Both their addresses are recorded and may be heard via the Ordinariate website. Msgr Keith gives a rundown of where things are now in the United Kingdom, and speaks of his hopes for the future. He also encourages us to ensure that as Ordinariates are established across the world we shall deepen and extend our ties of friendship. Certainly I found huge enthusiasm to learn about the way the first (English) Ordinariate was going, when I visited Arlington three months ago. Since then, of course, there has been huge progress, and it is worth listening to Msgr Keith's take on events.

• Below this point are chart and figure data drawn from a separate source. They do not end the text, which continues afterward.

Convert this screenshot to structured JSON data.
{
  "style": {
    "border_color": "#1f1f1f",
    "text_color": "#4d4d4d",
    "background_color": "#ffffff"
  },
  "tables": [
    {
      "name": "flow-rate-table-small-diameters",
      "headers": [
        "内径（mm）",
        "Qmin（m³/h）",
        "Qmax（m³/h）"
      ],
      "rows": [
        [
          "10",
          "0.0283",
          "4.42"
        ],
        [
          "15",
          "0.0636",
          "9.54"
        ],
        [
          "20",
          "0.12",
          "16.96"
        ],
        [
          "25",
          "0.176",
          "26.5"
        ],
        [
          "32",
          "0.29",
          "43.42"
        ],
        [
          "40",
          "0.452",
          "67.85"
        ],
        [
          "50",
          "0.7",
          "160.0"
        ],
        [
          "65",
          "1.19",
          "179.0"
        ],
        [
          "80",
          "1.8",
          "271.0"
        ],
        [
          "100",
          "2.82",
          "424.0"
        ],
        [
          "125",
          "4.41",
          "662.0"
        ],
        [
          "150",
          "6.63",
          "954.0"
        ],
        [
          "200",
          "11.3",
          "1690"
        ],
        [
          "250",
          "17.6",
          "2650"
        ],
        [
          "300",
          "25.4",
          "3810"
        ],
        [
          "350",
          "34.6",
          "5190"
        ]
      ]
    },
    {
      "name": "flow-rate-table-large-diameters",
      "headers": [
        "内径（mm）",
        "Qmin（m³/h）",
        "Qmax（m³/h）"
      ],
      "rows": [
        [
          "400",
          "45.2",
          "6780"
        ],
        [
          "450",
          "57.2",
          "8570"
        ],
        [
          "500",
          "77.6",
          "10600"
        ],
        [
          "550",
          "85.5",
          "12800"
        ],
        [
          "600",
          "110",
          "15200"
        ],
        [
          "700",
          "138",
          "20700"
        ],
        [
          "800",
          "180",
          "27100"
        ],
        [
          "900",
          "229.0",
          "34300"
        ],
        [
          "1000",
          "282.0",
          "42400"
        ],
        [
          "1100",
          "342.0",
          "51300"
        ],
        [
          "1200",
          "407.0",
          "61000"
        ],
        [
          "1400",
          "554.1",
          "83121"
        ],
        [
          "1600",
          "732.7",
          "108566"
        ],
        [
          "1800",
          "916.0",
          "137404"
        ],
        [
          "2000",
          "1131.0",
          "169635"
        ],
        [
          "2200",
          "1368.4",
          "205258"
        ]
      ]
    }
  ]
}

John Hunwicke gave a masterly account of part of our Patrimony, a part which non-Anglicans, and perhaps even non-Englishmen, find hard to understand. He told how Dom Gregory Dix was thoroughly disliked by the hierarchy — because he had both wit and scholarship on his side. Now does that remind you of anyone? He spoke about Ronnie Knox and his devastating dismembering of Pilgrim's Progress (the work of "pseudo-Bunyan") using the techniques of Biblical analysis popular in his day. I should like to hear him, sometime, on Knox's proof that "In Memoriam", attributed to Alfred Lord Tennyson, was in fact written by Queen Victoria. He had the audience rocking with laughter when he spoke about Bishop Headlam being locked in her Wendy House by his wonderful young grandaughter. I do hope and believe that the Catholic hierarchy can understand our English sense of humour, for otherwise the future of the Ordinariate might be beset with difficulties.
There are more addresses and events recorded, but time has prevented me from viewing all of them yet. That will be a pleasure to savour after the two Masses in Southbourne where I preach this evening and tomorrow. Meanwhile, if you have a moment, do latch on to the Anglicanorum Ustream site (but remember the time difference if you want to hear a live broadcast).